Age and exercise-related changes in myocardial mitochondria in mice.

A quantitative histochemical and an ultrastructural study was performed on the left ventricular myocardium of C57BL/6J female mice to evaluate the effects of aging and running exercise on mitochondrial structure and SDH activity. A comparison was made between 6-month-old ("young") and 27-month-old ("old") sedentary mice with age-matched mice subjected to running schedules (10 or 30 min/d) for 6 weeks. In longer-term studies, 27-month-old mice were given similar daily running schedules over a 10 month period ("long term runners").
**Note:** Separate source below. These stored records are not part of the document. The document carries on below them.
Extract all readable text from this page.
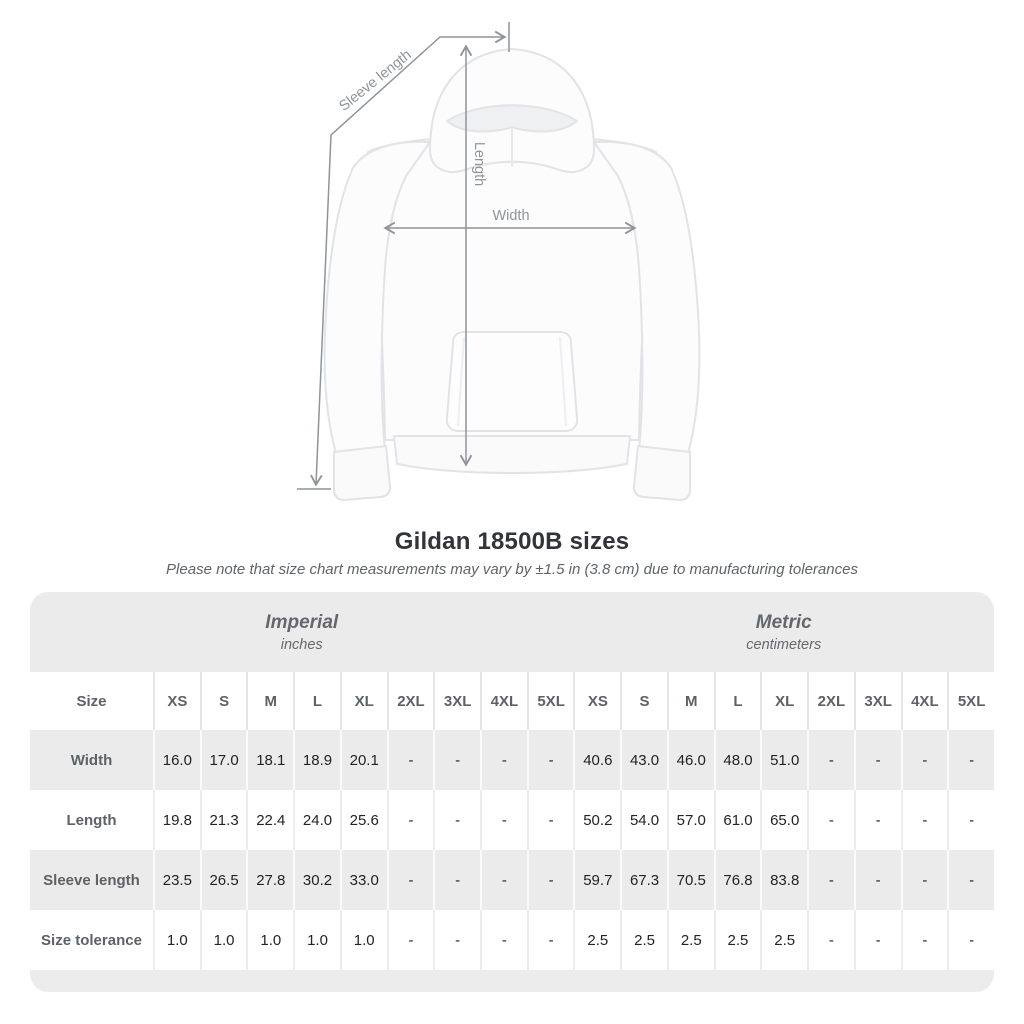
Sleeve length
Length
Width
Gildan 18500B sizes

Please note that size chart measurements may vary by ±1.5 in (3.8 cm) due to manufacturing tolerances

Imperial
inches

Metric
centimeters

Size	XS	S	M	L	XL	2XL	3XL	4XL	5XL	XS	S	M	L	XL	2XL	3XL	4XL	5XL
Width	16.0	17.0	18.1	18.9	20.1	-	-	-	-	40.6	43.0	46.0	48.0	51.0	-	-	-	-
Length	19.8	21.3	22.4	24.0	25.6	-	-	-	-	50.2	54.0	57.0	61.0	65.0	-	-	-	-
Sleeve length	23.5	26.5	27.8	30.2	33.0	-	-	-	-	59.7	67.3	70.5	76.8	83.8	-	-	-	-
Size tolerance	1.0	1.0	1.0	1.0	1.0	-	-	-	-	2.5	2.5	2.5	2.5	2.5	-	-	-	-
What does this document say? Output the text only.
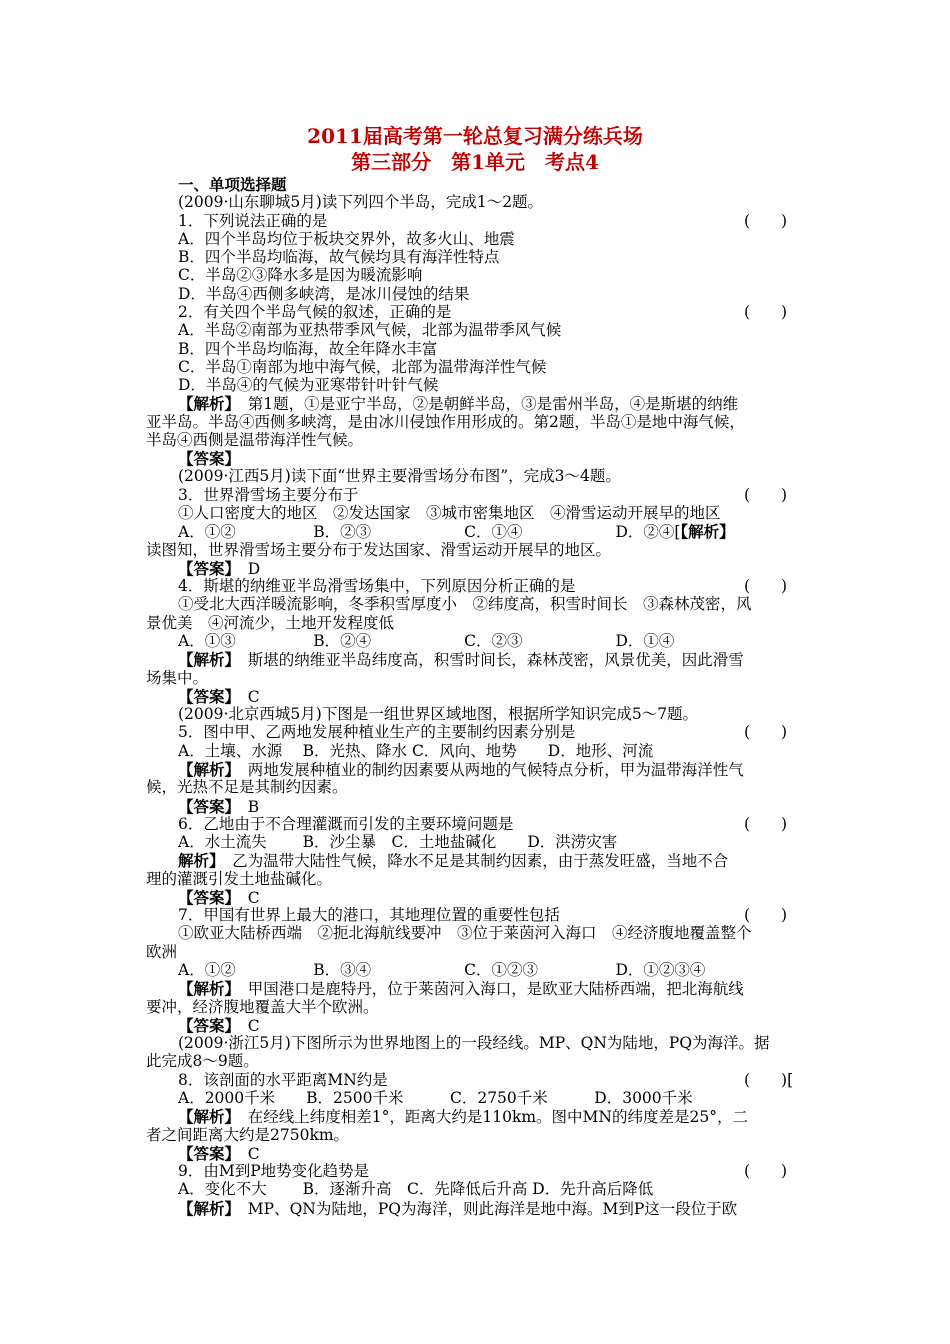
2011届高考第一轮总复习满分练兵场
第三部分　第1单元　考点4
一、单项选择题
(2009·山东聊城5月)读下列四个半岛，完成1～2题。
1．下列说法正确的是	(　　)
A．四个半岛均位于板块交界外，故多火山、地震
B．四个半岛均临海，故气候均具有海洋性特点
C．半岛②③降水多是因为暖流影响
D．半岛④西侧多峡湾，是冰川侵蚀的结果
2．有关四个半岛气候的叙述，正确的是	(　　)
A．半岛②南部为亚热带季风气候，北部为温带季风气候
B．四个半岛均临海，故全年降水丰富
C．半岛①南部为地中海气候，北部为温带海洋性气候
D．半岛④的气候为亚寒带针叶针气候
【解析】　第1题，①是亚宁半岛，②是朝鲜半岛，③是雷州半岛，④是斯堪的纳维
亚半岛。半岛④西侧多峡湾，是由冰川侵蚀作用形成的。第2题，半岛①是地中海气候，
半岛④西侧是温带海洋性气候。
【答案】
(2009·江西5月)读下面“世界主要滑雪场分布图”，完成3～4题。
3．世界滑雪场主要分布于	(　　)
①人口密度大的地区　②发达国家　③城市密集地区　④滑雪运动开展早的地区
A．①②　　　　　B．②③　　　　　　C．①④　　　　　　D．②④[【解析】
读图知，世界滑雪场主要分布于发达国家、滑雪运动开展早的地区。
【答案】　D
4．斯堪的纳维亚半岛滑雪场集中，下列原因分析正确的是	(　　)
①受北大西洋暖流影响，冬季积雪厚度小　②纬度高，积雪时间长　③森林茂密，风
景优美　④河流少，土地开发程度低
A．①③　　　　　B．②④　　　　　　C．②③　　　　　　D．①④
【解析】　斯堪的纳维亚半岛纬度高，积雪时间长，森林茂密，风景优美，因此滑雪
场集中。
【答案】　C
(2009·北京西城5月)下图是一组世界区域地图，根据所学知识完成5～7题。
5．图中甲、乙两地发展种植业生产的主要制约因素分别是	(　　)
A．土壤、水源　 B．光热、降水 C．风向、地势　　D．地形、河流
【解析】　两地发展种植业的制约因素要从两地的气候特点分析，甲为温带海洋性气
候，光热不足是其制约因素。
【答案】　B
6．乙地由于不合理灌溉而引发的主要环境问题是	(　　)
A．水土流失　　 B．沙尘暴　C．土地盐碱化　　D．洪涝灾害
解析】　乙为温带大陆性气候，降水不足是其制约因素，由于蒸发旺盛，当地不合
理的灌溉引发土地盐碱化。
【答案】　C
7．甲国有世界上最大的港口，其地理位置的重要性包括	(　　)
①欧亚大陆桥西端　②扼北海航线要冲　③位于莱茵河入海口　④经济腹地覆盖整个
欧洲
A．①②　　　　　B．③④　　　　　　C．①②③　　　　　D．①②③④
【解析】　甲国港口是鹿特丹，位于莱茵河入海口，是欧亚大陆桥西端，把北海航线
要冲，经济腹地覆盖大半个欧洲。
【答案】　C
(2009·浙江5月)下图所示为世界地图上的一段经线。MP、QN为陆地，PQ为海洋。据
此完成8～9题。
8．该剖面的水平距离MN约是	(　　)[
A．2000千米　　B．2500千米　　　C．2750千米　　　D．3000千米
【解析】　在经线上纬度相差1°，距离大约是110km。图中MN的纬度差是25°，二
者之间距离大约是2750km。
【答案】　C
9．由M到P地势变化趋势是	(　　)
A．变化不大　　 B．逐渐升高　C．先降低后升高 D．先升高后降低
【解析】　MP、QN为陆地，PQ为海洋，则此海洋是地中海。M到P这一段位于欧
No significant differences were found in SDH activity during the normal course of aging in mice (6 to 27 months of age), however, the response to running differed markedly in young versus old mice. "Young" trained mice showed significant increase in SDH activity compared with age-matched sedentary mice, whereas "old" trained mice showed significantly reduced SDH activity. Electron microscopy showed ultrastructural changes in mitochondria associated with aging including the development of large aggregations of mitochondria in subsarcolemmal and paranuclear sites. Running schedules, especially in aged runners, caused an increase in interfibrillar mitochondria hypertrophy, loss of matrix and cristae, incorporation of lipid inclusions and the formation of giant mitochondria. These abnormal mitochondrial changes are interpreted as being degenerative and possibly contributing to the reduced SDH levels found in cardiac myocytes of aged runners. Our results indicate that whereas regular exercise in young animals enhanced SDH activity, in aged mice it may be detrimental rather than beneficial.